Я приложила палец к губам и подмигнула.
– Обещаешь, что никому не скажешь?
– Обещаю.
– Я там встречаюсь со своим парнем, Дрю. Он подъедет туда и будет меня ждать. Заберет меня на своей спортивной машине и увезет. Мы сбегаем.
– Не знал, что еще так делают.
– Делают, когда молодые, а родители не одобряют.
– Звучит романтично.
– Так и есть. – Я изобразила мечтательный взгляд.
– И куда путь держите? Не иначе как в Гретна-Грин?[16]
– Что?
– Ну, ты знаешь. Местечко, куда в прежние времена сбегали влюбленные парочки. В экипажах.
– Ах да. Нет. Мы рванем в Америку.
– В Америку?
– Ага. На самолете. Оксфорд, Хитроу – и тю-тю. – Я жестом изобразила взмывающий в небо лайнер. – В Нью-Йорк, – добавила я.
– Америка – это круто, – сказал он. – Я жил там когда-то.
– Да ладно! Где?
– Да везде. Я был роуд-менеджером.
– Роуд?
– Гастролировал со всеми топовыми группами. Кого только не было.
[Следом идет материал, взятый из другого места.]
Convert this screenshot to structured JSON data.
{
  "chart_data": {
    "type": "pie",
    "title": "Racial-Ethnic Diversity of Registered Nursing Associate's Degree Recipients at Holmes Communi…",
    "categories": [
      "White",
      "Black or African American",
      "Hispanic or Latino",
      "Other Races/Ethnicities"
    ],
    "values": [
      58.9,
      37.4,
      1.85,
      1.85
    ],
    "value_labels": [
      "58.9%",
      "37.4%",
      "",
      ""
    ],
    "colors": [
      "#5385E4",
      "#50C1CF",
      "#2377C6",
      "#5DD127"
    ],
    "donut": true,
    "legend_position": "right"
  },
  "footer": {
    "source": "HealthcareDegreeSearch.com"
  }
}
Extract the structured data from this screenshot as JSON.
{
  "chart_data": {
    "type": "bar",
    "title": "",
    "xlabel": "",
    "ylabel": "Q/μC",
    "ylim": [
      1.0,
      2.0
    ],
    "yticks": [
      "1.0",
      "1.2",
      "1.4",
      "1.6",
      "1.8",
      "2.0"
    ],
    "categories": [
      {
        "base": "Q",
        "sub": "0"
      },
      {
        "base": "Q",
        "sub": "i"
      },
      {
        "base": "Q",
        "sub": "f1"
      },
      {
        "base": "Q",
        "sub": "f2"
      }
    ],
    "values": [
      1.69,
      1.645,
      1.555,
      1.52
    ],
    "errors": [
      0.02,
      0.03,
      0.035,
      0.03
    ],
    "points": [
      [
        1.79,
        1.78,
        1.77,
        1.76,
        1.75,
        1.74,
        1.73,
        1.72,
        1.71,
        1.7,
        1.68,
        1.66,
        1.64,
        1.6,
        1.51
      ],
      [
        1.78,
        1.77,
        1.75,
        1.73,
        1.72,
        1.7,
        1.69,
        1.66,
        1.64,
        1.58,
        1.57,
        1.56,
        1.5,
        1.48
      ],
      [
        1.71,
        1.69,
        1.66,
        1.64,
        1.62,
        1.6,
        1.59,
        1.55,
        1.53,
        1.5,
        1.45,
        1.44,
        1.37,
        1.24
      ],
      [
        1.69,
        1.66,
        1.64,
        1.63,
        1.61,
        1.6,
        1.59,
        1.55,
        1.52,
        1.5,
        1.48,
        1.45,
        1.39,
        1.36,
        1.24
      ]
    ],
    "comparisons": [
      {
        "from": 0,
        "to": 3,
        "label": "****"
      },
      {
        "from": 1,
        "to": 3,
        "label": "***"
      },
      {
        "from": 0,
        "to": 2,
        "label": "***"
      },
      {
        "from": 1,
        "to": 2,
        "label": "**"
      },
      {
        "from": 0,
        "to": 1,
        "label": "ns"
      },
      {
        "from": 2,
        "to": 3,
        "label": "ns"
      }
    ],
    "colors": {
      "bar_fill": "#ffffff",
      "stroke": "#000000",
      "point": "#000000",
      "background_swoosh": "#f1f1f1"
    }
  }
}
Он начал сыпать именами легенд рока, только я о них ничего не слышала, поскольку они были доисторическими. Но я бросила несколько вау, выражая высшую степень изумления.
– Ты уверена, что не хочешь сначала позавтракать? – предложил он. – У меня там чай заваривается, есть ветчина и хлеб.
Мои внутренности уже усохли от голода, и я мысленно перенеслась в дом номер 22 по Меркуция-роуд, встречавший меня по утрам ароматом жареных тостов. Его лодка выглядела уютной, длинной и светлой. Идеальное место для жизни, где никогда не чувствуешь себя взаперти, где есть стол и шкафы, чтобы аккуратно разместить все вещи, и запас печенья под рукой, и собака, как Розабель, только настоящая, чтобы тебя охраняла.
– Почему ее зовут Эмми-Лу? – спросила я, пытаясь выиграть время.
Он повернулся и посмотрел на имя лодки, написанное красными буквами.
– Это в честь девушки, которую я когда-то знал, – сказал он, улыбаясь.
– Ты ведь любил ее, правда?
– Почему ты так решила?
– Ты нарисовал сердечко вместо буквы «О».
Он засмеялся.
– Думаю, это все решает. Должно быть.
– Ты сбежал с ней?
– Нет. Она была в другой лиге, моя Эмми-Лу. – Он дернул седой головой в сторону двери. – Заходи, я приготовлю тосты.